Conheça o primeiro prédio a usar energia do solo em São Paulo
A tecnologia tem se mostrado efetiva na climatização de edifícios, com economia no consumo da energia gasta com ar-condicionado e redução das emissões de CO2
Gabriella Sandoval
Publicado em 10 de agosto de 2021 às 19h28.
Última atualização em 11 de agosto de 2021 às 10h35.
Em um feito inédito no país, uma edificação que usa energia do solo para climatizar seus ambientes está sendo erguida na capital paulista. O projeto é a continuidade de um estudo inovador realizado pela USP, na Escola de Engenharia de São Carlos (EESC), que analisou o uso das fundações como meio para a troca de energia térmica entre o prédio e o subsolo.
Batizado de CICS Living Lab, o edifício será a sede do Centro de Inovação em Construção Sustentável (CICS), na Escola Politécnica da USP, e servirá de laboratório vivo para testar tecnologias avançadas e sustentáveis de construção civil.
A descoberta
O sistema geotérmico – que usa a energia encontrada dentro da crosta terrestre, seja no solo, seja nas rochas e até na água – é um dos modelos de geração de energia renovável que mais crescem no mundo. Já é aplicado há pelo menos 20 anos nos Estados Unidos e em países da Europa. Porém, sua utilização nunca havia sido estudada para implementação no Brasil, que possui solo e clima diferentes desses lugares. Foi a pesquisadora Thaise Morais, do departamento de geotecnia da EESC, em sua tese de doutorado, quem avaliou pela primeira vez o desempenho dessa tecnologia nas condições brasileiras.
Como funciona
Resumidamente, o sistema funciona assim: por meio de estacas enterradas, que compõem a própria fundação do edifício, ele colhe ou rejeita calor do solo. Então, com a ajuda de um fluido (nos testes, foi usada água potável), os tubos instalados em seu interior levam essa energia até a superfície, onde uma bomba geotérmica realiza a troca de calor entre o subsolo e os ambientes do edifício. “Essa troca é feita de forma contínua e repetitiva até que a temperatura desejada para o ambiente seja alcançada”, explica Thaise.
Expectativas
De acordo com a pesquisadora, a experiência internacional demonstra que o modelo vem sendo eficiente e bem-sucedido para aquecer ou resfriar os ambientes e na redução do consumo de energia. “O uso dessas estruturas tem sido incentivado na Europa pelos governos a fim de reduzir os gastos e também a emissão de dióxido de carbono”, diz.

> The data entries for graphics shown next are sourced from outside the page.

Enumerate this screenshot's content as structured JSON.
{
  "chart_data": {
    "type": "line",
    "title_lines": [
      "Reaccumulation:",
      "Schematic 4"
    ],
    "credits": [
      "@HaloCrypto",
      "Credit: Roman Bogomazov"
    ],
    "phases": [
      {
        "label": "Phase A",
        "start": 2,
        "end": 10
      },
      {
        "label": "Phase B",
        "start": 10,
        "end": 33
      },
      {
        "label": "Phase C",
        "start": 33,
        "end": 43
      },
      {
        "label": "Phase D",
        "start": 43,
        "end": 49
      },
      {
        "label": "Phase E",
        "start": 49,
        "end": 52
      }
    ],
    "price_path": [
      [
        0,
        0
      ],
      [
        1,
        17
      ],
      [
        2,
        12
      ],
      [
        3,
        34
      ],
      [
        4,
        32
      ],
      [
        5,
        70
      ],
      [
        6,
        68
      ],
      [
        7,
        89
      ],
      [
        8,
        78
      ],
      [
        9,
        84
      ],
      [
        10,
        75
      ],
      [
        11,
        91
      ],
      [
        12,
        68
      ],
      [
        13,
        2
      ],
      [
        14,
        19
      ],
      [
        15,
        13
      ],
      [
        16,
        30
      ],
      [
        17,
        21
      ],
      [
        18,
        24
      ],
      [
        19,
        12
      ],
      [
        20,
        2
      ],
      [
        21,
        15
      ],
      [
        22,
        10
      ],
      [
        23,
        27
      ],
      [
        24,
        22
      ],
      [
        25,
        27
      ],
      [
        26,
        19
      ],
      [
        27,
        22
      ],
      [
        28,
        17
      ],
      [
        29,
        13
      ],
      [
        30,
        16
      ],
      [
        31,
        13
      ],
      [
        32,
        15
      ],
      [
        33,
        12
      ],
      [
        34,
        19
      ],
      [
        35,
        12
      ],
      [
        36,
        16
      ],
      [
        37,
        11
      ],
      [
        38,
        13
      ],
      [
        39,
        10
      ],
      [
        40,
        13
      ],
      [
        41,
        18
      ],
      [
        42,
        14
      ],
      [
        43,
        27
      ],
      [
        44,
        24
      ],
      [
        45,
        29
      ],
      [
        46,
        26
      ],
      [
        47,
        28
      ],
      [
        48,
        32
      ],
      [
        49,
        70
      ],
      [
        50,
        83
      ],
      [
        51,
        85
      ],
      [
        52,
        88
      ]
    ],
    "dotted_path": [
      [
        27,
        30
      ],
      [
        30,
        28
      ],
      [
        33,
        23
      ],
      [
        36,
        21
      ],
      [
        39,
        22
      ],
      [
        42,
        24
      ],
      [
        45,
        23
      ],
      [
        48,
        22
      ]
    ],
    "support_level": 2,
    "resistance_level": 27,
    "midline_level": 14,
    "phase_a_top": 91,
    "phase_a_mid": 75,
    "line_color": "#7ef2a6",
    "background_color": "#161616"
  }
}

Pelas mesmas razões, a expectativa por aqui é que essa seja uma alternativa aos tradicionais sistemas de climatização, uma vez que o uso de ar-condicionado só cresce no país. Dados do Ministério de Minas e Energia mostram que apenas entre os anos de 2005 e 2017, no setor residencial, a posse desses aparelhos duplicou. E a estimativa é de que o número de aparelhos instalados passe dos atuais 30 milhões para 165 milhões até 2050 segundo o estudo The Future of Cooling, da Agência Internacional de Energia (IEA).
Quanto custa
Por enquanto, a instalação do sistema geotérmico não tem um custo definido no Brasil. Entretanto, é certo que, no longo prazo, o investimento é compensado pela economia dos gastos com energia elétrica.
Segundo Thaise, a tecnologia poder ser aplicada em qualquer tipo de edifício, mas ela ressalta que não há um resultado-padrão. Antes de implementar, será necessário conhecer as propriedades térmicas do subsolo do lugar e avaliar as condições de clima e a demanda do prédio. “O Brasil é um país de extensão continental, que apresenta temperaturas anuais médias que variam de acordo com a região. Portanto, a eficiência desse sistema também deve variar regionalmente.”
O pioneirismo da pesquisadora foi reconhecido pela Associação Brasileira de Mecânica dos Solos e Engenharia Geotécnica. A tese venceu o Prêmio Costa Nunes como melhor tese de doutorado do biênio 2018-2019, concorrendo com acadêmicos de todo o país. “Além de representar a importância do meu trabalho, a vitória também acaba divulgando a inovação e a relevância em implantar esse tipo de sistema no Brasil. Estamos no caminho certo”, celebra a pesquisadora.
O edifício construído na USP, que é um desdobramento de seus estudos, é financiado pelo CICS, um ecossistema com representantes de empresas e da academia dedicado a acelerar a inovação, a sustentabilidade e a produtividade na construção civil. As obras ainda não têm previsão de conclusão, pois foram interrompidas na pandemia.